I love visiting galleries and museums and usually leave feeling inspired in some way.
Why do we need gender equality in research?
Role models are super important – “you can’t be what you can’t see”. It’s still often the case in art schools that even though most students are women, most of their lecturers are men. When I was working as a curator the team at my level were all women, while the Head of Art and the Keeper of Art were both men. This isn’t just a coincidence!
I often feel self-conscious of being a young woman in research – worried that I don’t look enough like a researcher, that people won’t recognise me as a subject specialist or take me seriously.
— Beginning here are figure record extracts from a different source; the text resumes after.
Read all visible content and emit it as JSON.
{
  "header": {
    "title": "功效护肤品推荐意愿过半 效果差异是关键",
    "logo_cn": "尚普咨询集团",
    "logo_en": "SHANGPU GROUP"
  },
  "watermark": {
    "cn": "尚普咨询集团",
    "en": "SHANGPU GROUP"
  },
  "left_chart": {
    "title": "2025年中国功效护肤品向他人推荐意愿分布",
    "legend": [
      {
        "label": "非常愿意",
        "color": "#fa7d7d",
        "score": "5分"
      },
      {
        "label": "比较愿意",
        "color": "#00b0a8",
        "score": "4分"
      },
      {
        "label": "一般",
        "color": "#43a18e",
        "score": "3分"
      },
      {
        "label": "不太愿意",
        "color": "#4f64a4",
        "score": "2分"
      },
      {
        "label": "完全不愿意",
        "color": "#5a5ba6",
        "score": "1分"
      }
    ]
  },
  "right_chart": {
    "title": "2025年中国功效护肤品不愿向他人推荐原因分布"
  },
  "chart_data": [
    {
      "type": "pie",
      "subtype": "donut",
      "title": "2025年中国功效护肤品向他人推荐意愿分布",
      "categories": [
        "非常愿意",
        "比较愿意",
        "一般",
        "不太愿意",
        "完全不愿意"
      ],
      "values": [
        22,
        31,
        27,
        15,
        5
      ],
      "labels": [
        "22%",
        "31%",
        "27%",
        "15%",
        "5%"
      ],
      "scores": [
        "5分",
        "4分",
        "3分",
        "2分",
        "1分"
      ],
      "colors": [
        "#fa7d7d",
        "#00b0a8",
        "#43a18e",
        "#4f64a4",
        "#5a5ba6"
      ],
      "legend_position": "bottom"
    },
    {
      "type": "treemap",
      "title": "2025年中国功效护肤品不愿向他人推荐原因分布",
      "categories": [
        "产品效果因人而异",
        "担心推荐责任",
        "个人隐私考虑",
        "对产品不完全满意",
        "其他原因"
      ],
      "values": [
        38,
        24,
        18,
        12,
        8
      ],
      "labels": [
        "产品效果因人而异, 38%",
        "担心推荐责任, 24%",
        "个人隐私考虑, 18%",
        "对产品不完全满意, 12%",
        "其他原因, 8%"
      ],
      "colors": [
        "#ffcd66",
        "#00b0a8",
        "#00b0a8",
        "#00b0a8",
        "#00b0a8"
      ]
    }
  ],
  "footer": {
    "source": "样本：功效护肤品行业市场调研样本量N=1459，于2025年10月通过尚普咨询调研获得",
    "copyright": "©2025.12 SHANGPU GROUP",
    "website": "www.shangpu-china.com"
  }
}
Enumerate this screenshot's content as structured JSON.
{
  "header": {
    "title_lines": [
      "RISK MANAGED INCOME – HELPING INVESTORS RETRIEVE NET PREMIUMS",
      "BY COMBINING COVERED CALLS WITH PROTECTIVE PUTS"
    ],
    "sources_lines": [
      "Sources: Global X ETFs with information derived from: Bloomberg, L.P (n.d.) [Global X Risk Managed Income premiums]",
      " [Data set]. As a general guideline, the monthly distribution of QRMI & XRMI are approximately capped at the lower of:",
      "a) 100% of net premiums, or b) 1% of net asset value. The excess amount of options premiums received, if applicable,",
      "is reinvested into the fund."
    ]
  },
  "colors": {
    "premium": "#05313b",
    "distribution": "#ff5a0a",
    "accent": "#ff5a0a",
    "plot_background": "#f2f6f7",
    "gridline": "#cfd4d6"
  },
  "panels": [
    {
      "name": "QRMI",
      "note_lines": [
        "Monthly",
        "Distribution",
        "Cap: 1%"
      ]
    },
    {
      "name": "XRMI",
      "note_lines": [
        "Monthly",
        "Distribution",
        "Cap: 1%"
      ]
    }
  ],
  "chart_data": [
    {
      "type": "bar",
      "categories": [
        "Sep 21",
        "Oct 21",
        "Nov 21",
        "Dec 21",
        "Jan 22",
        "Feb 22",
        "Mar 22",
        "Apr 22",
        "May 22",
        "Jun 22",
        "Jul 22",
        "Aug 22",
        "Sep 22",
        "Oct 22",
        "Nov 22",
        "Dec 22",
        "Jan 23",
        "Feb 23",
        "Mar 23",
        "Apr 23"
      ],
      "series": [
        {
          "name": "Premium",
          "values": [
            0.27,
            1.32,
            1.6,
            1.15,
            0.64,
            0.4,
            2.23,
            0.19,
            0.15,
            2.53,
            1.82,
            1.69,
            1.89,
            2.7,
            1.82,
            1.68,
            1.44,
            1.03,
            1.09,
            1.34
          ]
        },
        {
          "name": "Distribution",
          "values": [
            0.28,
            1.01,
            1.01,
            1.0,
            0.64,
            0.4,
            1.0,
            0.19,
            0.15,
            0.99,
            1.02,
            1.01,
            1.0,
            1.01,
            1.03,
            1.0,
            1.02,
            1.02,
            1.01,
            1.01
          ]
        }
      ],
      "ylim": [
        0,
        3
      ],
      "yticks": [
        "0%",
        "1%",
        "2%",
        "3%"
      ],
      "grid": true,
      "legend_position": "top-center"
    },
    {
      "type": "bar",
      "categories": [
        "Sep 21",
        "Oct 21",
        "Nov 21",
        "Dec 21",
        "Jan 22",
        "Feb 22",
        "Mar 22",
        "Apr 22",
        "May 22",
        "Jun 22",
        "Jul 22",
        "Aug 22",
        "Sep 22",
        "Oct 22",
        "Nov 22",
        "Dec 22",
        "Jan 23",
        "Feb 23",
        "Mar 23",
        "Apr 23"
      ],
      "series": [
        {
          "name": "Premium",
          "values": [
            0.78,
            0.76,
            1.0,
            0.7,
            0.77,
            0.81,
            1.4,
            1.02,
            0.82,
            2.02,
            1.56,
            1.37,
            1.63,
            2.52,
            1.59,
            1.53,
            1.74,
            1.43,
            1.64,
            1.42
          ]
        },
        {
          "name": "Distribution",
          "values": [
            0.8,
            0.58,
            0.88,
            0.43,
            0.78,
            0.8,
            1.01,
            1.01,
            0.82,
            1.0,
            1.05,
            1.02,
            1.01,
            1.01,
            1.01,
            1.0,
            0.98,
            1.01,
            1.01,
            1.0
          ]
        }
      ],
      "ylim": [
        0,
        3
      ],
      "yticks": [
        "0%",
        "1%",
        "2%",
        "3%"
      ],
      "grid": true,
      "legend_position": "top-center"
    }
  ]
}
That’s a very damaging way to think and it absolutely comes from not seeing people like myself represented in research.
What advice do you have for fellow researchers?
It’ll be tough, but you CAN do it. I’ve dealt with imposter syndrome a lot throughout my PhD. However, my mum often reminds me “you wouldn’t be here doing it if someone didn’t know that you’re able to”. A PhD requires a lot of dedication, obsessive attention to detail, time management and passion – if you can do all of those, you can do a PhD!
Now that I’m mostly in the writing stage, I find the Pomodoro technique very effective for getting work done, interspersed with short breaks. I also know I’m most productive in the mornings so will try to get a lot done then and keep the afternoons for emails, lesson planning and other admin tasks. It’s important to have a work/life balance too, so try and have some protected relaxing time as well as protected writing time.